消費税増税にともなう便乗値上げ相談、初日は48件 消費者庁窓口
2014/07/09   税務法務, 租税法, 税法, その他

事案の概要

消費者庁は、2014年4月1日に、便乗値上げ相談窓口に対して48件もの便乗値上げに関する相談があったと発表した。41件は消費者から、5件は事業者からだったという。

同庁は具体的な事例を2つ明らかにした。
①コーヒースタンドのコーヒーが内税200円から220円になったのは「値上がりしすぎではないか」というもの。これに対して消費者庁は、「本体価格の値上げは、合理的な理由があれば一概に便乗とはいえない」との見解を伝え、値上げ理由を業者に聞いてみるよう助言したという。
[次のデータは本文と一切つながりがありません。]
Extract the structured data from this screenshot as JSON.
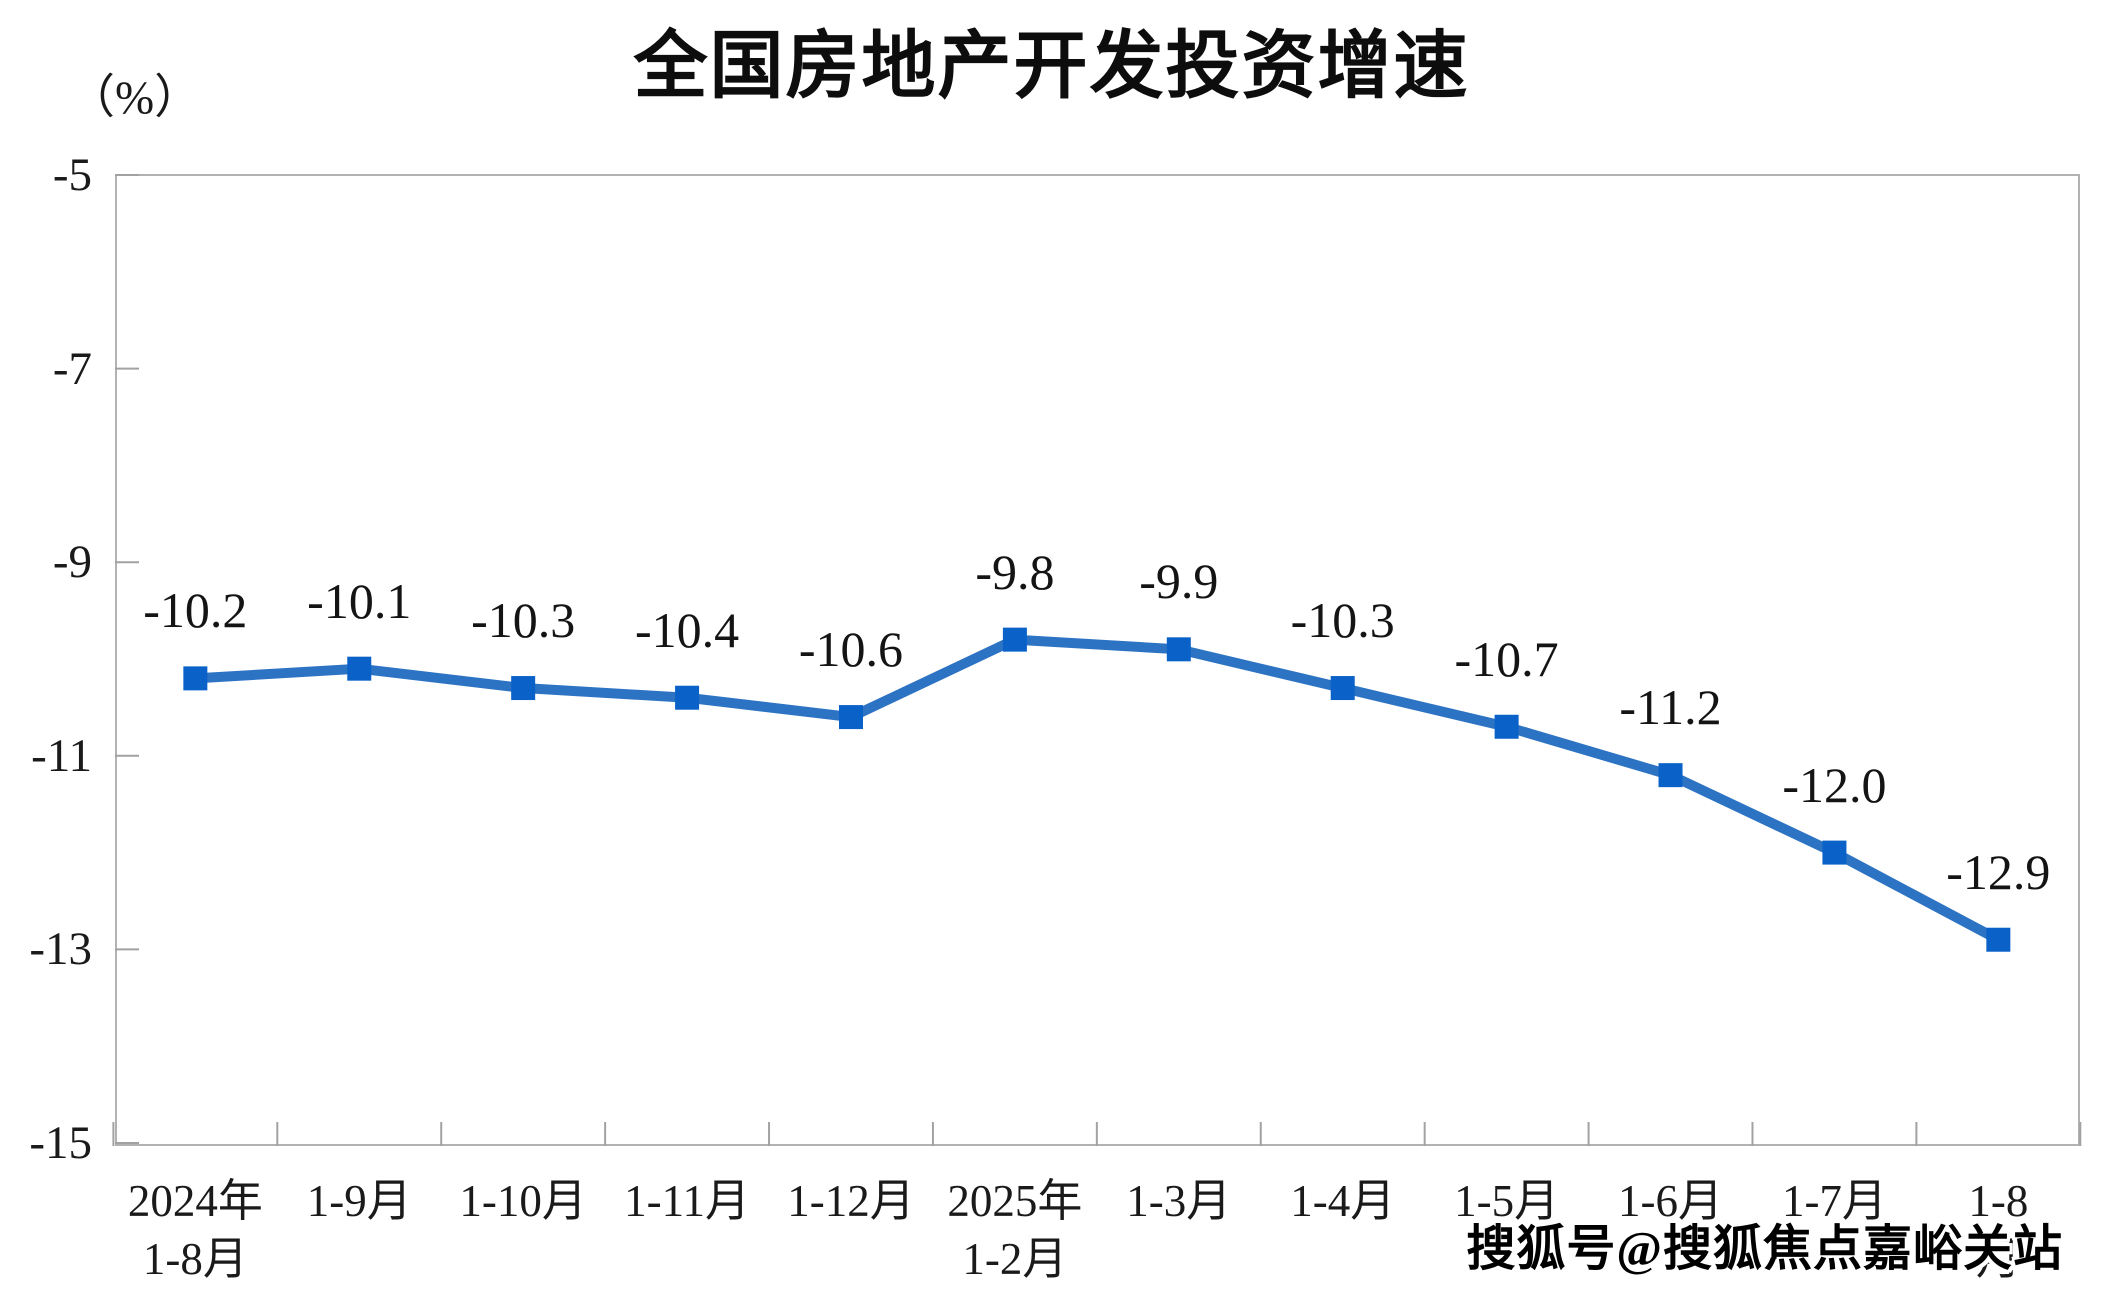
{
  "title": "全国房地产开发投资增速",
  "unit_label": "（%）",
  "watermark": "搜狐号@搜狐焦点嘉峪关站",
  "chart_data": {
    "type": "line",
    "title": "全国房地产开发投资增速",
    "ylabel": "（%）",
    "categories": [
      "2024年\n1-8月",
      "1-9月",
      "1-10月",
      "1-11月",
      "1-12月",
      "2025年\n1-2月",
      "1-3月",
      "1-4月",
      "1-5月",
      "1-6月",
      "1-7月",
      "1-8月"
    ],
    "values": [
      -10.2,
      -10.1,
      -10.3,
      -10.4,
      -10.6,
      -9.8,
      -9.9,
      -10.3,
      -10.7,
      -11.2,
      -12.0,
      -12.9
    ],
    "data_labels": [
      "-10.2",
      "-10.1",
      "-10.3",
      "-10.4",
      "-10.6",
      "-9.8",
      "-9.9",
      "-10.3",
      "-10.7",
      "-11.2",
      "-12.0",
      "-12.9"
    ],
    "y_ticks": [
      -5,
      -7,
      -9,
      -11,
      -13,
      -15
    ],
    "ylim": [
      -15,
      -5
    ],
    "grid": false,
    "legend": "none",
    "colors": {
      "line": "#2D73C3",
      "marker": "#0A62C8",
      "axis": "#b2b2b2",
      "tick": "#a2a2a2",
      "text": "#1a1a1a"
    }
  }
}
②スーパーの価格表示が税込み価格から税抜き価格になったのは便乗値上げではないかというもの。仮に税率引き上げ前の税込み価格と引き上げ後の税抜き価格が同じ場合、本体価格は約5%分相当の値上げになる。これに対しても消費者庁は、値上げ理由を尋ねるよう助言しているという。

相談窓口は昨年10月に設置され、3月31日までに1921件の相談・情報があった。便乗値上げの疑いが濃い情報は寄せられていないとしている。情報は農林水産省や経済産業省など関係官庁に伝えている。

コメント

消費者庁が問題のある便乗値上げだと判断した場合、調査・指導をすることになる。もっとも、便乗値上げの法的定義はなく、過去に便乗値上げをしたケースもない。

企業が商品をいくらに設定するかは、企業の自由な判断に委ねられるのが原則である。消費税増税に伴い一部の商品を値上げをしたとしても、便乗値上げを直接規制する法律がない以上、取り締まりをすることは難しい。
もっとも、消費税特措法には、いくつかの禁止事項が定められており、違反した場合には国の指導・勧告のほか、公表がなされる。企業法務においては、この法律に抵触しないよう注意が必要である。
また、2015年10月には消費税が10%に引き上げられる可能性もあり、実現すれば消費者に同様の混乱が生じるおそれがある。企業側は、消費者の相談を真摯に受け止め、同様の混乱が生じないよう、安心した価格を設定することが求められる。